LOS ANGELES: The Screen Actors Guild (SAG) ceremony will be a women’s affair, organizers of one of Hollywood’s biggest awards shows said, a tribute at a time when the entertainment industry has been roiled by a sexual misconduct scandal as well as the struggle for gender equality in front of and behind the camera.
Women will present all 13 of the SAG awards at the Jan. 21 dinner in Los Angeles honoring the best of film and television, in a first for the organization, which represents some 160,000 actors.
“We are acknowledging the year of the woman,” said Kathy Connell, the executive producer of the ceremony.
The ceremony will also be hosted by a woman, “The Good Place” actress Kristen Bell.
“Our women are some of the most recognizable, most famous women in the world and they don’t have economic equality. They don’t have creative equality, and as we have learned, they don’t have safety either,” Connell said.
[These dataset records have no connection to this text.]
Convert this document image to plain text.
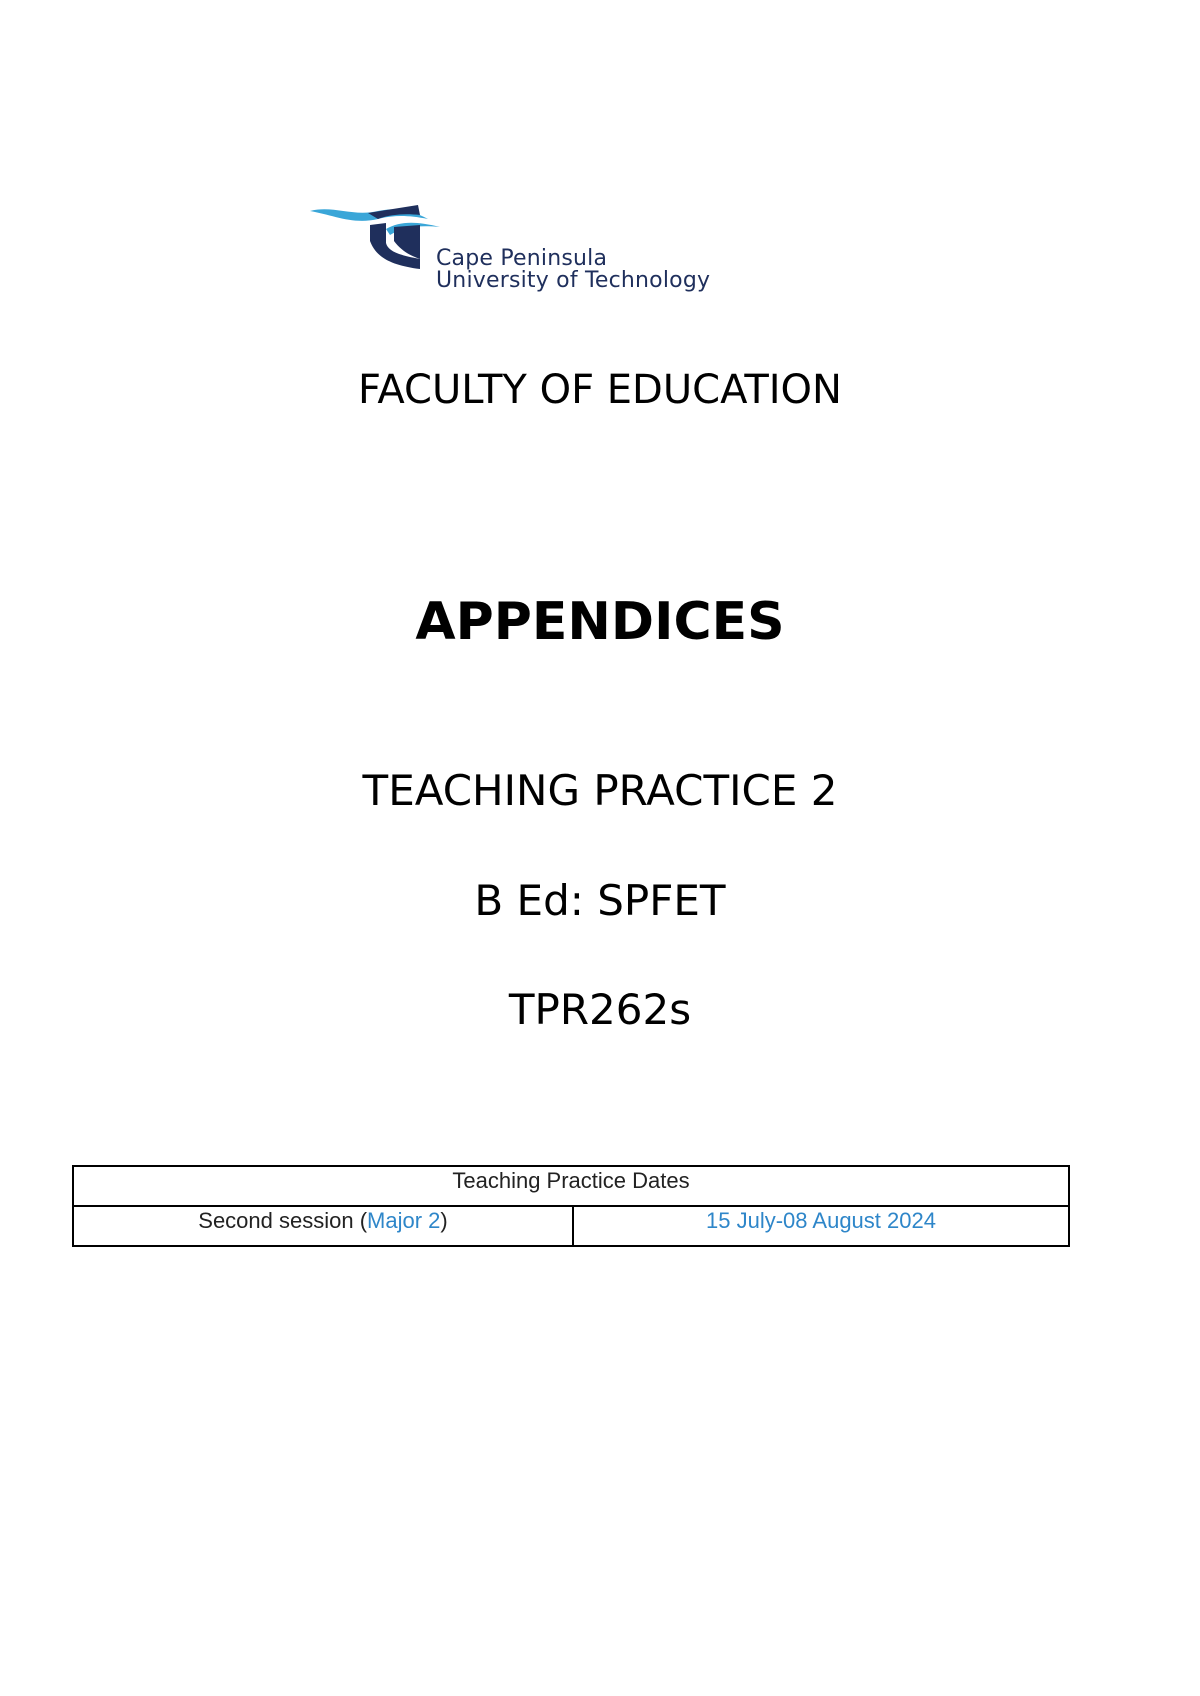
Cape Peninsula
University of Technology
FACULTY OF EDUCATION
APPENDICES
TEACHING PRACTICE 2
B Ed: SPFET
TPR262s
Teaching Practice Dates
Second session (Major 2)	15 July-08 August 2024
“If these famous women don’t have it, then what does it say about the rest of the country?“
The ceremony details were disclosed the same day that SAG announced the nominations for the 2018 awards.
Accusations of sexual misconduct against powerful men in entertainment, industry and politics have forced multiple Americans to step down or be fired from their jobs in the past three months.
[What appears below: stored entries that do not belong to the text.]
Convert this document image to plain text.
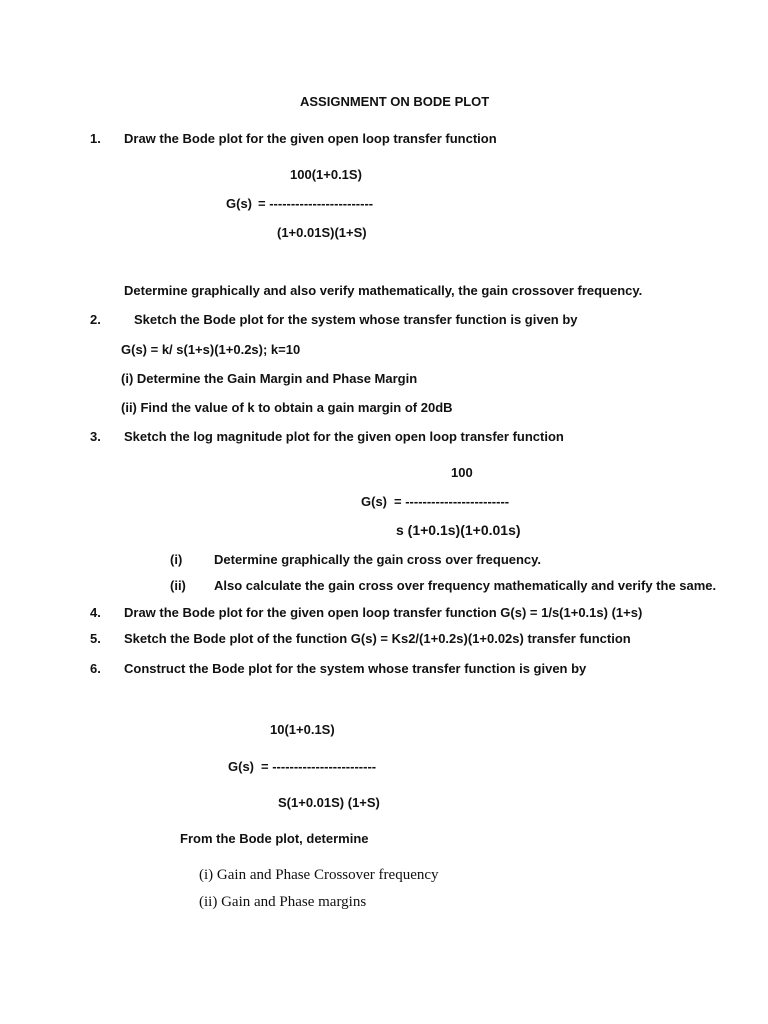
ASSIGNMENT ON BODE PLOT
1. Draw the Bode plot for the given open loop transfer function
100(1+0.1S)
G(s) = ------------------------
(1+0.01S)(1+S)
Determine graphically and also verify mathematically, the gain crossover frequency.
2.	Sketch the Bode plot for the system whose transfer function is given by
G(s) = k/ s(1+s)(1+0.2s); k=10
(i) Determine the Gain Margin and Phase Margin
(ii) Find the value of k to obtain a gain margin of 20dB
3. Sketch the log magnitude plot for the given open loop transfer function
100
G(s) = ------------------------
s (1+0.1s)(1+0.01s)
(i) Determine graphically the gain cross over frequency.
(ii) Also calculate the gain cross over frequency mathematically and verify the same.
4. Draw the Bode plot for the given open loop transfer function G(s) = 1/s(1+0.1s) (1+s)
5. Sketch the Bode plot of the function G(s) = Ks2/(1+0.2s)(1+0.02s) transfer function
6. Construct the Bode plot for the system whose transfer function is given by
10(1+0.1S)
G(s) = ------------------------
S(1+0.01S) (1+S)
From the Bode plot, determine
(i) Gain and Phase Crossover frequency
(ii) Gain and Phase margins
Connell said the decision also reflected the impact of the January 2017 women’s marches that brought millions into the streets worldwide.
For all of the accomplishments of women in Hollywood, only one — Kathryn Bigelow — has ever won an Oscar for best director. And women made up only 17 percent of all directors, writers, producers, executive producers, editors and cinematographers working on the top 250 biggest-grossing movies in 2016, according to a study by the San Diego-based Center for the Study of Women in Television and Film.
SAG’s nominations announced on Wednesday for movie and television performances featured many female-centric stories, including mother-daughter film “Lady Bird,” ice-skating movie “I, Tonya,” TV series “Big Little Lies” and wrestling drama “Glow.”
“We can only acknowledge the TV shows and the films that are offered. We don’t create them,” Connell said.
“There were quite a number of women-focused projects this year and I’m happy to say our membership decided to acknowledge many of them.”